Negli ultimi anni, l’intelligenza artificiale è entrata sempre più nella vita quotidiana, specialmente grazie a strumenti come ChatGPT. Ma insieme al fascino per questi nuovi strumenti, si stanno sollevando anche preoccupazioni serie. Alcuni esperti parlano oggi di un fenomeno chiamato psicosi da chatbot, o ChatGPT psychosis. Non si tratta di fantascienza, ma di episodi reali in cui persone, spesso già fragili, hanno perso il contatto con la realtà dopo aver parlato troppo e in modo troppo coinvolto con chatbot intelligenti.
ChatGPT è un programma che crea testi, simulando una conversazione. Non è cosciente, non pensa, non prova emozioni.

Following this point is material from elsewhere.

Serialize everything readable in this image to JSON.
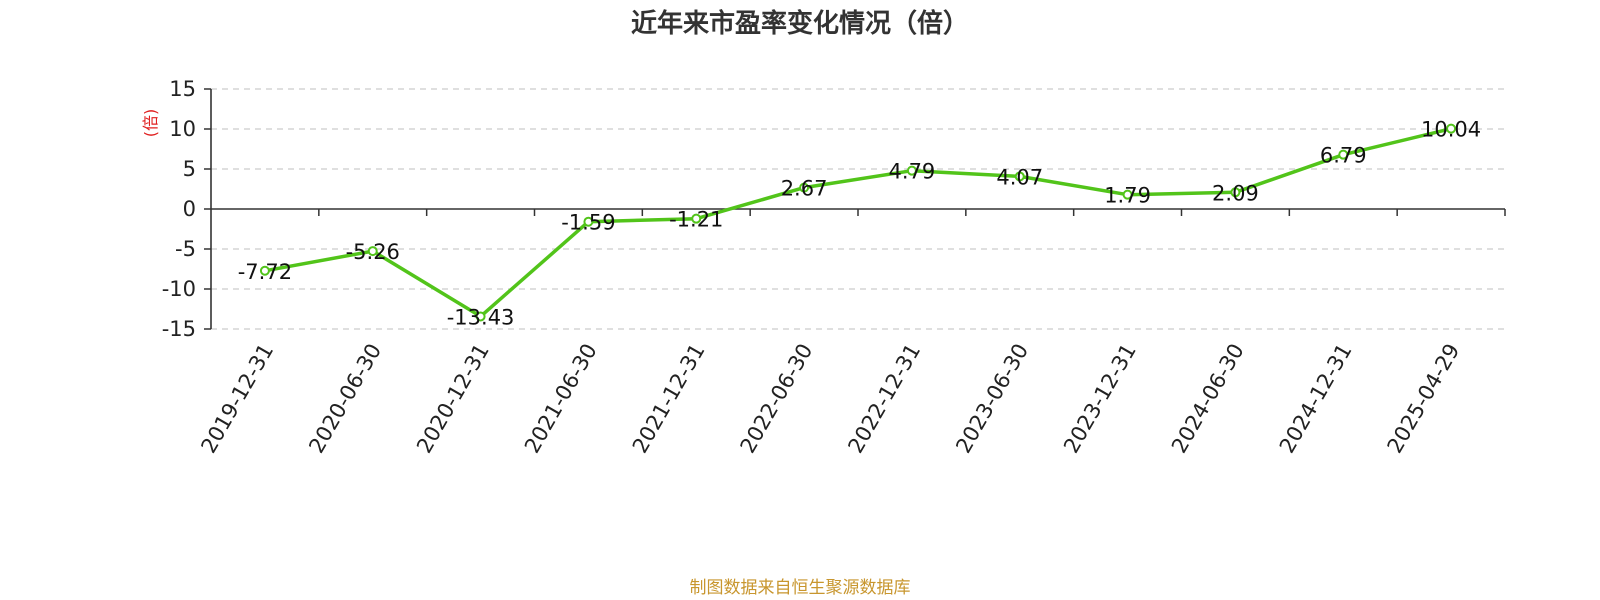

Eppure, è così bravo a “sembrare” umano che alcune persone iniziano a credere davvero che dall’altra parte ci sia qualcuno. Secondo alcuni studiosi, questo può diventare pericoloso, perché chi cerca risposte, conforto o senso alla propria vita può cominciare a fidarsi troppo del chatbot. In casi estremi, si arriva a pensare che il programma sia una sorta di guida spirituale, un messaggero o perfino un amante.
La psicosi da AI si sviluppa soprattutto in persone che stanno attraversando momenti difficili: solitudine, lutti, confusione esistenziale. L’interazione con un chatbot può offrire quella sensazione di “essere capiti” che manca nella vita reale. Il problema è che ChatGPT, non essendo una persona, tende a dare sempre ragione all’utente, ad assecondarlo, anche quando questo significa confermare convinzioni sbagliate o perfino deliri. Questo effetto si chiama rinforzo confermativo, ed è particolarmente rischioso per chi è già vulnerabile.

Uno dei casi più estremi è stato riportato dal New York Times: un uomo è stato ucciso dalla polizia dopo aver attaccato gli agenti con un coltello, convinto che OpenAI (l’azienda che ha creato ChatGPT) avesse ucciso una donna con cui aveva una relazione… ma quella donna non era reale, era un’intelligenza artificiale. Questo mostra quanto forte possa essere l’attaccamento emotivo verso un chatbot, fino a confondere del tutto la realtà.
Gli psicologi spiegano che le persone che entrano in questo tipo di crisi non sono stupide o ingenue. Sono, spesso, semplicemente umane: cercano comprensione, risposte, attenzione. Come quando ci si rivolge a un cartomante, si proiettano desideri e dolori su qualcuno che sembra capirci. Ma ChatGPT non capisce davvero. Genera testi in base a statistiche: semplicemente, sceglie le parole più probabili da scrivere dopo quelle che hai digitato tu. E proprio per questo, può sembrare che “ti legga nel cuore”, quando in realtà ti sta solo restituendo un’eco delle tue stesse parole.
Un altro problema è che molte persone iniziano a vedere nel chatbot un confidente speciale: possono parlargli senza essere giudicati, dire cose che non dicono nemmeno agli amici. Questa intimità digitale è solo apparente, ma l’effetto psicologico è forte. E quando amici o parenti cercano di intervenire, chi è già coinvolto può sentirsi attaccato o non capito, finendo per isolarsi ancora di più.
I medici mettono in guardia: un chatbot non può sostituire la terapia. Non è giusto cercare supporto psicologico in un programma che, per quanto sofisticato, non ha empatia, non può prendere decisioni etiche né capisce davvero la sofferenza umana. Anzi, rischia di alimentarla involontariamente, perché ripete frasi che sembrano sensate anche quando non lo sono.
OpenAI ha ammesso di conoscere i rischi, e afferma di lavorare per ridurli. Ma il sistema economico che sta dietro a questi strumenti è pensato per un solo obiettivo: tenere le persone connesse il più a lungo possibile.